Concluo afirmando que o debate argentino sobre política externa é inseparável da discussão sobre modelo de desenvolvimento, mas que a instabilidade do país impediu a formulação de estratégias de longo prazo para ambos. No entanto, chamo a atenção para a prevalência da integração sul-americana na agenda diplomática da Argentina. A questão é definir qual será o papel do país na região, o que passa por clarificar qual o lugar que ocupará diante da ascensão internacional do Brasil.

quarta-feira, 21 de maio de 2008

Osorio e as Guerras no Prata



A semana que passei na Academia Militar foi também excelente oportunidade para conhecer melhor a história e as tradições do Exército. Coincidiu que minha leitura por estes dias fosse “General Osorio”, biografia recém-lançada do oficial cuja trajetória se confunde com a formação das Forças Armadas do Brasil. O autor é o historiador Francisco Doratioto, que escreveu uma já clássica história da Guerra do Paraguai.

Estranhei que Doratioto optasse por biografar Osorio, e não o Duque de Caxias, mas ele explica na introdução do livro que no século XIX Osorio era muito mais popular.
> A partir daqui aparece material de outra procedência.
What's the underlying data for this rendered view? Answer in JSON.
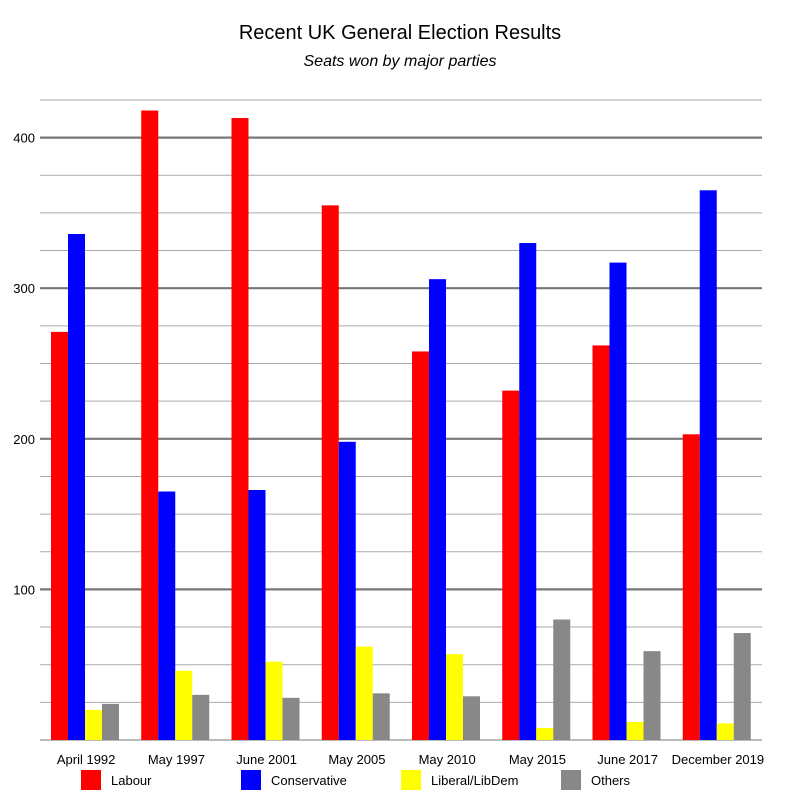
{
  "chart_data": {
    "type": "bar",
    "title": "Recent UK General Election Results",
    "subtitle": "Seats won by major parties",
    "xlabel": "",
    "ylabel": "",
    "ylim": [
      0,
      425
    ],
    "yticks": [
      100,
      200,
      300,
      400
    ],
    "grid": "horizontal",
    "legend_position": "bottom",
    "categories": [
      "April 1992",
      "May 1997",
      "June 2001",
      "May 2005",
      "May 2010",
      "May 2015",
      "June 2017",
      "December 2019"
    ],
    "series": [
      {
        "name": "Labour",
        "color": "#ff0000",
        "values": [
          271,
          418,
          413,
          355,
          258,
          232,
          262,
          203
        ]
      },
      {
        "name": "Conservative",
        "color": "#0000ff",
        "values": [
          336,
          165,
          166,
          198,
          306,
          330,
          317,
          365
        ]
      },
      {
        "name": "Liberal/LibDem",
        "color": "#ffff00",
        "values": [
          20,
          46,
          52,
          62,
          57,
          8,
          12,
          11
        ]
      },
      {
        "name": "Others",
        "color": "#888888",
        "values": [
          24,
          30,
          28,
          31,
          29,
          80,
          59,
          71
        ]
      }
    ]
  }
}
Vindo de baixo, do ambiente dos peões gaúchos, tinha mais empatia com a tropa do que Caxias, que era da aristocracia militar. Segundo Doratioto, o duque só se tornou figura de culto nacional a partir do Estado Novo (1937-1945), porque Vargas buscava um general que simbolizasse o poder central forte. Osorio, liberal que sempre defendeu o federalismo e a descentralização, e chegou a lutar ao lado da Revolução Farroupilha, não se prestava ao papel.

Osorio era fruto da turbulenta fronteira sul, sempre em disputa entre Espanha e Portugal, e depois palco de conflitos entre os novos países. Estreou como soldado lutando na então província Cisplatina do Brasil, atual Uruguai, contra tropas portuguesas que se opunham à independência. Depois voltou àquele território, mas para combater a população local e seus aliados de Buenos Aires, que buscavam se libertar do Império. O resultado foi a criação do Uruguai.



O Rio Grande do Sul foi província muito particular no Brasil, com tradição guerreira e de autonomia com relação ao governo central. Nos anos difíceis de consolidação do Estado nacional, era fonte permanente de revoltas. A mais famosa e longa foi a Farroupilha (1835-1845), que começou como rebelião contra abusos fiscais da Corte, e logo virou movimento separatista e republicano. Osorio lutou com os insurgentes no primeiro momento, mas depois retornou para o lado do Império. A revolta foi o divisor de águas em sua carreira, em especial quando virou homem de confiança de Caxias, que o promoveu repetidas vezes. Mas a pecha de republicano enrustido ficou com ele para sempre, e era com freqüência usada por seus adversários na monarquia.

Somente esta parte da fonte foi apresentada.